Emile Verhaeren : Sa vie, son oeuvre
de Stefan Zweig

critiqué par Pucksimberg, le 19 novembre 2022
(Toulon - 45 ans)


La note:  étoiles
Un bel hommage à Verhaeren
Emile Verhaeren n'a pu qu'être touché par ce texte de Stefan Zweig, analyse qui éclaire son œuvre et propose une vue globale sur ses textes. Cette critique se structure en plusieurs parties et plusieurs chapitres et aborde de nombreux thèmes. Elle n'est pas à lire comme une biographie car elle ne se présente pas comme une description factuelle. Stefan Zweig analyse plutôt les contextes historique et littéraire de la Belgique, et de l'Europe, durant cette période, il évoque avec précision et justesse comment la pensée de Verhaeren s'est construite et comment elle a évolué. Stefan Zweig possède une excellente connaissance de Verhaeren, il cite de nombreux poèmes, des recueils peu connus aussi du lecteur. L'on a conscience que cette analyse est documentée et résulte d'une réflexion approfondie, comme c'est souvent le cas avec Zweig. Ce dernier évoque comment Verhaeren conçoit la religion, la ville moderne, la science, l'Europe ... Très admiratif, Zweig voit en lui un homme totalement en résonance avec le monde dans lequel il vit et dont la portée de l'œuvre est incroyable et dépasse la Belgique et la France. Il n'hésite pas à le comparer souvent à Walt Whitman.

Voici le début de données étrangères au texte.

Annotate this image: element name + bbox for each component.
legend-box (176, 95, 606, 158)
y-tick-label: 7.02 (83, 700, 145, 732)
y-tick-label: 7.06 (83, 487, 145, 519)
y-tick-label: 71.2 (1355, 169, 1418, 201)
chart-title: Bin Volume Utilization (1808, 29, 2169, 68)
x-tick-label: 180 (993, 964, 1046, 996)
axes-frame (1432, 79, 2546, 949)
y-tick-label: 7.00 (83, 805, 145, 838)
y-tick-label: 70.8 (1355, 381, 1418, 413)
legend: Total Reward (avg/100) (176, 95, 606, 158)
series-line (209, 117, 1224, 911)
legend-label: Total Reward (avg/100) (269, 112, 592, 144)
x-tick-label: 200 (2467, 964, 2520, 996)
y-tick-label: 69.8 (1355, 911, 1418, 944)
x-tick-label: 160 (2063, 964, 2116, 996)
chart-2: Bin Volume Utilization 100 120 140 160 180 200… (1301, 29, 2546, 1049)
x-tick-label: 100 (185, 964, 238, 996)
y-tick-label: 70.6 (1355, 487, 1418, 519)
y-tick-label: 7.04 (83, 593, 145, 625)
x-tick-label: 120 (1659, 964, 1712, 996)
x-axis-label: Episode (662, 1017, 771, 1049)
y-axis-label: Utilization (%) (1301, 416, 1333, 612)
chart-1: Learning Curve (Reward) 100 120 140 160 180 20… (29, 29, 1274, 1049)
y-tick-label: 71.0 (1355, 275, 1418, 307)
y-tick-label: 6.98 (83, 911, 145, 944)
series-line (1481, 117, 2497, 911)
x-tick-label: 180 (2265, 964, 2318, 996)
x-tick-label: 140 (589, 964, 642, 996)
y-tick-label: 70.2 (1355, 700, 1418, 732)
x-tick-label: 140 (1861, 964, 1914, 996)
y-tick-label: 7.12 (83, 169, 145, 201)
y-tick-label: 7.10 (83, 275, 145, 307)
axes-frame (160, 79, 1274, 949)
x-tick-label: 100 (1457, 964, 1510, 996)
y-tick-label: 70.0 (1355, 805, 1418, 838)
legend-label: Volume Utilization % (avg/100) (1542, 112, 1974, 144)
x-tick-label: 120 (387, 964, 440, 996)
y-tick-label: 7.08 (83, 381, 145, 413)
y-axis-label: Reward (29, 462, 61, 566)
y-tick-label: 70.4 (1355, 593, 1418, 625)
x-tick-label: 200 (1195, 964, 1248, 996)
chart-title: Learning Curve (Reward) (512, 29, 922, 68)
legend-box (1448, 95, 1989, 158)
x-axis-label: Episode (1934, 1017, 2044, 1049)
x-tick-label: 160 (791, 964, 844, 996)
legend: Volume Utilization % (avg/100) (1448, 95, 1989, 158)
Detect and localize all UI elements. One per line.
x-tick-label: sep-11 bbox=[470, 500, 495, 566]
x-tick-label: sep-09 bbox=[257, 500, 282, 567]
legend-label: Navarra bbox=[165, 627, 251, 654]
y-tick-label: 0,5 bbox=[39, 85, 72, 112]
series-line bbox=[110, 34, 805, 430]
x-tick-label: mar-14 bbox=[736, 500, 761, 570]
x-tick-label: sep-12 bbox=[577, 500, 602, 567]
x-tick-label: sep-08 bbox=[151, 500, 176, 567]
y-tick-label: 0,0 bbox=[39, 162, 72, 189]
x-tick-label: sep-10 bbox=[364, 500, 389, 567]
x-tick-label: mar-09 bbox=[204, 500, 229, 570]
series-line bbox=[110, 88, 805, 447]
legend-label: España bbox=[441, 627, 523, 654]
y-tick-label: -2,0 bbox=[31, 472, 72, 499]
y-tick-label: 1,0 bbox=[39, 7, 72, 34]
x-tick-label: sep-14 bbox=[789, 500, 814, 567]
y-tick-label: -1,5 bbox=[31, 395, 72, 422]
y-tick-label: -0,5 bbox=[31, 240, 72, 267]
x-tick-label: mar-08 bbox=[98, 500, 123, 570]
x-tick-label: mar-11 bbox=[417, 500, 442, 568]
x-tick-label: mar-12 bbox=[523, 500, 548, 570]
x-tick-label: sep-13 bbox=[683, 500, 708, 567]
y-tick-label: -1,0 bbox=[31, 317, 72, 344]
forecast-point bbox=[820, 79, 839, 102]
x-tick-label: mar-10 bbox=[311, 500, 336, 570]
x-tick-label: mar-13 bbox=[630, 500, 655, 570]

Cette œuvre est éclairante car elle permet de comprendre la pensée de Verhaeren de façon presque intime, tout en étant en relation avec le contexte de son époque. On apprend beaucoup d'éléments sur sa façon de voir le monde. Le lecteur qui attend des anecdotes croustillantes sera déçu. Il n'y en a pas. Nous n'avons pas accès à tous les éléments de son existence. Ce texte a plutôt les propriétés d'un essai sur un auteur. L'écriture de Zweig est sublime comme d'habitude. Elle pourrait même parfois voler la vedette à son sujet. Le style est poétique, très imagé, avec quelques envolées lyriques. Son texte rend hommage à Verhaeren, tout en soulignant la profondeur de sa pensée. Des extraits de poèmes parsèment ces chapitres qui donneront un éclairage sur les thèmes abordés et permettront aussi d'apprécier l'écriture de Verhaeren.
Stefan Zweig ne publie pas une simple analyse, en effet le lecteur a conscience de lire le texte d'un écrivain qui parle d'un autre auteur. Le caractère littéraire de cette analyse est indéniable. Il apporte beaucoup à cette lecture. Certains passages nécessitent une grande concentration car Zweig est parfois très inspiré. On sent aussi qu'il doit se retrouver aussi en Verhaeren à certains égards comme dans leur vision de l'Europe.

Une œuvre éclairante pour qui souhaite découvrir la pensée de Verhaeren et agréable à lire grâce à la plume de Zweig.

"Jamais — à l’exception de Dostoïevski — aucun poète n’a plus profondément fouillé d’un scalpel plus cruel ses propres plaies jusqu’à effleurer les nerfs à vif. Jamais peut-être — sauf dans Ecce Homo de Nietzsche — aucun poète ne s’est approché autant de l’abîme de la vie, pour se repaître de la sensation de son vertige, du sentiment d’un mortel danger. L’incendie des nerfs a lentement gagné le cerveau. Mais, en vertu de son dédoublement, L’autre est demeuré en éveil ; il a remarqué que l’œil de la folie le guettait ; il en a subi la lente attirance et l’inévitable magnétisme. « L’absurdité grandit comme une fleur fatale . » Avec une terreur douce et mystérieusement voluptueuse, il a senti s’approcher l’Horrible. Depuis longtemps il s’était rendu compte que ce déchirement intime avait chassé sa pensée du cercle de clarté."